Akhir tahun 2003, saya bersama seorang teman perempuan bepergian dari Surabaya ke Jakarta naik kereta api. Argo Anggrek tiba di stasiun Gambir sekitar jam 5 sore. Kami makan sebentar di Hokaben sebelum siap-siap mencari taksi menuju hotel di daerah Jakarta Selatan. Saya sebutkan kekuatiran bahwa sopir taksi di stasiun seringkali minta tanpa argo.
Tiba-tiba ada gadis sebaya teman saya mendekati meja. Rupanya, ia mendengar percakapan kami. Setelah memperkenalkan namanya, ia menawarkan tumpangan di mobilnya, sebuah Kijang Innova keluaran baru. Tapi tidak gratis, katanya sambil tersenyum. Ia menuliskan sebaris angka di ponsel mungil Ericsson-nya, lalu menunjukkan kepada kami. Untuk uang pengganti bensin, katanya lagi.
Saya dan teman saya tidak begitu paham jalanan Jakarta. Tapi, kami tahu bahwa angka tersebut jauh lebih murah ketimbang biaya naik taksi. ”Mbak ke sini tadi sama siapa?” tanya saya. Ia jawab bahwa tadi ia mengantar mamanya yang hendak naik kereta Parahyangan menuju Bandung.
Lalu, saya bertanya pendapat teman saya. Rupanya ia tertarik. ”Patungan kita jadi lebih ringan lho,” alasannya. Dan memang masuk akal. Seusai makan, kami pun mengikutinya menuju mobil yang terparkir. Setelah menaikkan koper di belakang, saya memilih duduk di tengah. Sementara teman saya duduk di samping gadis yang mengemudikan mobil tersebut.
Alasan saya duduk di tengah sendirian adalah kewaspadaan. Saya berusaha memikirkan sebanyak mungkin skenario bahwa tumpangan tersebut merupakan suatu modus operandi kejahatan. Tiba-tiba ada orang masuk lalu merampok kami, misalnya. Saya ingin bisa mengantisipasi apapun. Tapi, sampai akhirnya tiba di depan hotel, kekuatiran saya tak beralasan.
Sambil menyerahkan uang yang disepakati, teman saya bertukar nomor ponsel dengan gadis tersebut. Juga ID Friendster—masih belum zamannya Facebook. Sampai beberapa tahun setelah tumpangan tersebut, teman saya berteman secara maya dengannya.

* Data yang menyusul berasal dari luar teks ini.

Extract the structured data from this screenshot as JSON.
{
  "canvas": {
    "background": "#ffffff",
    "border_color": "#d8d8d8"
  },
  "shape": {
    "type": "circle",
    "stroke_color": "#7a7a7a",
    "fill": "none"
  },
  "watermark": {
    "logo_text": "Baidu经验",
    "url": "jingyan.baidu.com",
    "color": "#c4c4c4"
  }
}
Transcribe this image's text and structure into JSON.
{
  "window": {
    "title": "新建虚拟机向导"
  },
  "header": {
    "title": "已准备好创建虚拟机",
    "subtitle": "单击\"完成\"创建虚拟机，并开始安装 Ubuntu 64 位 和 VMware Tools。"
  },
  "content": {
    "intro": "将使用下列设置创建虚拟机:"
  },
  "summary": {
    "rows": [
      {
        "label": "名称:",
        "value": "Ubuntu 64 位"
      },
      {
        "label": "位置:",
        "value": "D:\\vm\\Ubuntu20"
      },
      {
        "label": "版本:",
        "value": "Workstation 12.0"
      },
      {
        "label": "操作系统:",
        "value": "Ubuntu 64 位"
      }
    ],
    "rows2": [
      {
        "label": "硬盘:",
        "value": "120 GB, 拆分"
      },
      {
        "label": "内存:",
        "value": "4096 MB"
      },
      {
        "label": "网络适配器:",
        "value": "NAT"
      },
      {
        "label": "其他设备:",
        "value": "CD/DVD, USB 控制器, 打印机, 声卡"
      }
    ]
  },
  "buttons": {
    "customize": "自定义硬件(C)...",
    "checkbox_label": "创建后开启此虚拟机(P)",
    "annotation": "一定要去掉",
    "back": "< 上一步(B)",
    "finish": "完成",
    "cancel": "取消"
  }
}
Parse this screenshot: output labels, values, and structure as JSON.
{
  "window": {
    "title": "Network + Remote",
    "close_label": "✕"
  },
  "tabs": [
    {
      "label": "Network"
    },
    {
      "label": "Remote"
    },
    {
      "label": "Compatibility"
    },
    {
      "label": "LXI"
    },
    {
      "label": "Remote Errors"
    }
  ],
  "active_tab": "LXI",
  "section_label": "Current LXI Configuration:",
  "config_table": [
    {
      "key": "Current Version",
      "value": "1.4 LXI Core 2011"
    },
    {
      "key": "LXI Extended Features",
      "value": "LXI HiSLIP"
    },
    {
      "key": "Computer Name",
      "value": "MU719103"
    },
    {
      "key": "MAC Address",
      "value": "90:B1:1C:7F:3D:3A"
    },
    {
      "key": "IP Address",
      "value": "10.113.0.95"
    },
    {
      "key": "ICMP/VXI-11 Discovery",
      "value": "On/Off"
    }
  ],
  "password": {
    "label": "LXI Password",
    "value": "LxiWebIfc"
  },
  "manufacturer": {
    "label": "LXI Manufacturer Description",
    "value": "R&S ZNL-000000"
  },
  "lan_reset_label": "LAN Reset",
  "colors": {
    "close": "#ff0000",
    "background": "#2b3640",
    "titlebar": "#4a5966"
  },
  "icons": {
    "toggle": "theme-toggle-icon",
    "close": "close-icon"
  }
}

Ketika kemudian mendengar tentang Taksi Uber sekitar tahun 2010, saya jadi teringat kepada tumpangan di Jakarta tersebut. Saya menangkap banyak kemiripan pola antara keduanya. Sama-sama dimulai dengan pertemanan, meski singkat, lalu dilanjutkan dengan kegiatan menumpang dengan membayar sejumlah uang yang lebih murah ketimbang taksi reguler. Juga sama-sama menggunakan mobil pribadi yang nyaman.
Oh, jadi ini semacam situs pertemanan yang kegiatannya memberikan tumpangan dengan mobil pribadi, begitu kesimpulan saya. Sebagaimana situs pertemanan, para penumpang dan para pemilik mobil dipertemukan dalam suatu komunitas. Jika ada pemilik mobil yang berperilaku buruk, misalnya, maka keburukan tersebut akan tersebar di antara para penumpang. Sanksi pun menanti berupa dikeluarkan dari komunitas.
Secara naluriah, saya langsung memikirkan efek lanjutannya. Suatu saat nanti, para pengusaha taksi reguler bakal terancam oleh kegiatan semacam ini, begitu saya memprediksi. Selama beberapa tahun berikutnya, Taksi Uber menjalankan operasi di Indonesia dan berkembang pesat. Dan tibalah pekan ini, ketika para sopir taksi reguler Jakarta melakukan aksi demo yang anarkis, menentang kehadiran Taksi Uber.
Saya tidak heran jika demo kemarin jadi rusuh. Sudah lama saya tahu berbagai kebiasaan buruk sebagian—entah sebagian besar atau sebagian kecil—sopir taksi. Mulai dari menentukan tarif seenaknya, sebagaimana saya sebutkan tentang stasiun Gambir di atas. Saya kadang mengalami sopir taksi yang melayani saya diteriaki huu oleh rekan-rekannya, karena dia mau memenuhi tuntutan saya untuk memakai argo.
Lalu, ada kecurangan lain seperti sengaja mengambil jalur berputar atau jalur macet agar tarif argo jadi mahal. Atau mengakali alat argo-nya sehingga hitungannya tidak akurat. Atau—hal kecil tapi menjengkelkan—mengaku tidak punya uang kecil untuk kembalian, sehingga penumpang terpaksa membayar lebih mahal daripada semestinya.